Я опять попыталась это прошептать, но лишь беззвучно и едва-едва зашевелила губами, задрожав ещё сильнее и кое-как зажмурив глаза. Но последнее ни черта не помогало. Я всё равно чувствовала всё, что он делал. И то, очень скоро он заставил меня снова открыть глаза, сильнее надавив на скулы и щёки весьма хваткими пальцами и практически прорычав прямо мне в губы.
– А ну, посмотри на меня! Нет-нет, мой Воробушек. Ты будешь видеть всё и видеть только меня. Никаких побегов в спасительные фантазии или в тайные чуланы своих подсознательных убежищ. Только здесь и со мной! А за любую попытку проделать это на моих глазах, буду наказывать соответственно…

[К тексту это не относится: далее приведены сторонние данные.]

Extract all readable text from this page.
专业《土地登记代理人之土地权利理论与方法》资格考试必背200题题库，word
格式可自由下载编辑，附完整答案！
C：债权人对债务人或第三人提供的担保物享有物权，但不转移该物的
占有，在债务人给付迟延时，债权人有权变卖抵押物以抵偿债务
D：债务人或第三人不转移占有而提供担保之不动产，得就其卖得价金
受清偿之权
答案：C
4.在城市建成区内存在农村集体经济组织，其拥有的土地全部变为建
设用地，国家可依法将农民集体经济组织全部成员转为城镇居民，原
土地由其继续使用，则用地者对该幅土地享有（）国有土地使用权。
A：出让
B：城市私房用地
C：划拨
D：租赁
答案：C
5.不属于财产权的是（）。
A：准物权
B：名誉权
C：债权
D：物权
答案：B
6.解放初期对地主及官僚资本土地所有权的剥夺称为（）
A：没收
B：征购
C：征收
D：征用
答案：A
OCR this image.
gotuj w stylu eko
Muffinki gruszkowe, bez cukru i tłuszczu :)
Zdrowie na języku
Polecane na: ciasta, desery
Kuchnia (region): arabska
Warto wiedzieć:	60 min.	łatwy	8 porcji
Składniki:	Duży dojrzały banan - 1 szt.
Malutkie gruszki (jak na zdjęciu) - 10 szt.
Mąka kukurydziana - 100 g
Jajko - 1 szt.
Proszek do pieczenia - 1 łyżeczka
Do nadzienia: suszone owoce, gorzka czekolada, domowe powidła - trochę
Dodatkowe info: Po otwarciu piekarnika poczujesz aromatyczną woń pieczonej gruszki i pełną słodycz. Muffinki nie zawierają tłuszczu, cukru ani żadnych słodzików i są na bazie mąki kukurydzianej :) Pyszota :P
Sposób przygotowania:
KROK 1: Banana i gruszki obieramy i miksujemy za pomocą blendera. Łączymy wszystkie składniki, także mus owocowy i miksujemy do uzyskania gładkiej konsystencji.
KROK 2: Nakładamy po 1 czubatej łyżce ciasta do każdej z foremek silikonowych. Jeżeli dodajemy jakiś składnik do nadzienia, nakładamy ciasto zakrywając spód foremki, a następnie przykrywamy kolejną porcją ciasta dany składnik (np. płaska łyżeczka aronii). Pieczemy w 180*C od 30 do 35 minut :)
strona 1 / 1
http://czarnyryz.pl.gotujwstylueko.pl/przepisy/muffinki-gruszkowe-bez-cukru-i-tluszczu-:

Ну, а что мне ещё оставалось? У него же был нож, который сильнее вжался в мою щёку и смертельной опасности коего не уступали те же пальцы вцепившегося в меня демона. Но, наверное, куда страшнее было наблюдать и чувствовать с каким изощрённым садизмом этот Дьявол принялся меня то ли ласкать, то ли изучать, даже на время отложив в сторону свой скиннер[1]. Как будто намеренно растягивал удовольствие или ещё больше сытился моей беспомощностью и реакцией моего тела на его “изысканные” манипуляции. С каким неспешным любованием скользил по моему телу горячими ладонями, то погружая пальцы одной руки в волосы на затылке, то другой обхватывая полушарие груди прямо вместе с чашечкой лифчика и поверх блузки.

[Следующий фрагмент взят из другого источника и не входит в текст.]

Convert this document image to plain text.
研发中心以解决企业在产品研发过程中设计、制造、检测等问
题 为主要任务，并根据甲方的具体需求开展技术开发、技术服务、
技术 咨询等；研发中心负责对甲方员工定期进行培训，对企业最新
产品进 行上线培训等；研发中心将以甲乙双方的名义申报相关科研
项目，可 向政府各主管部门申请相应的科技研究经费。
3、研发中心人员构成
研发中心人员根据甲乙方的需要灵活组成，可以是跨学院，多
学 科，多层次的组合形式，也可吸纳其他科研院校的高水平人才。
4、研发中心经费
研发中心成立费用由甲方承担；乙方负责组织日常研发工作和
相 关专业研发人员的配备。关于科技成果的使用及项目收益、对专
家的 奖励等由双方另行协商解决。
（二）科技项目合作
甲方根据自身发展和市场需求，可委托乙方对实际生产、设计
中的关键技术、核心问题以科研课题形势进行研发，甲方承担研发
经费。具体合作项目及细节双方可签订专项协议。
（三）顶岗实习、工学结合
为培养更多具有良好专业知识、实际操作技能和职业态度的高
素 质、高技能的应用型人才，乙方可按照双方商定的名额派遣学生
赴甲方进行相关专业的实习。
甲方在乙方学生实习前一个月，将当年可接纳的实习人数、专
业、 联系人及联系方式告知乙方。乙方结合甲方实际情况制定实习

И ведь не просто лапал или ощупывал, словно приравниваясь к моим размерам и полученным ощущениям, а подобно какому-нибудь конченному фетишисту вслушивался в мою ответную дрожь и порывистые всхлипы, всматривался в выражение моего лица и блестящие от нескончаемых слёз глаза. Или того хуже, начинал меня “обнюхивать”, как я это называла, пусть и не слышала при этом характерных звуков. Но, кажется, на мне не осталось ни одного квадратного сантиметра, где бы не успели побывать его руки и над которыми не прошёлся кончик его носа, как и ощущаемые даже через ткань джинсов густые волоски бороды. Он успел наследить везде своими изучающими прикосновениями, где только можно и не можно, разве что ни разу так и не притронувшись к моей промежности и, видимо, оставив её на ближайший десерт.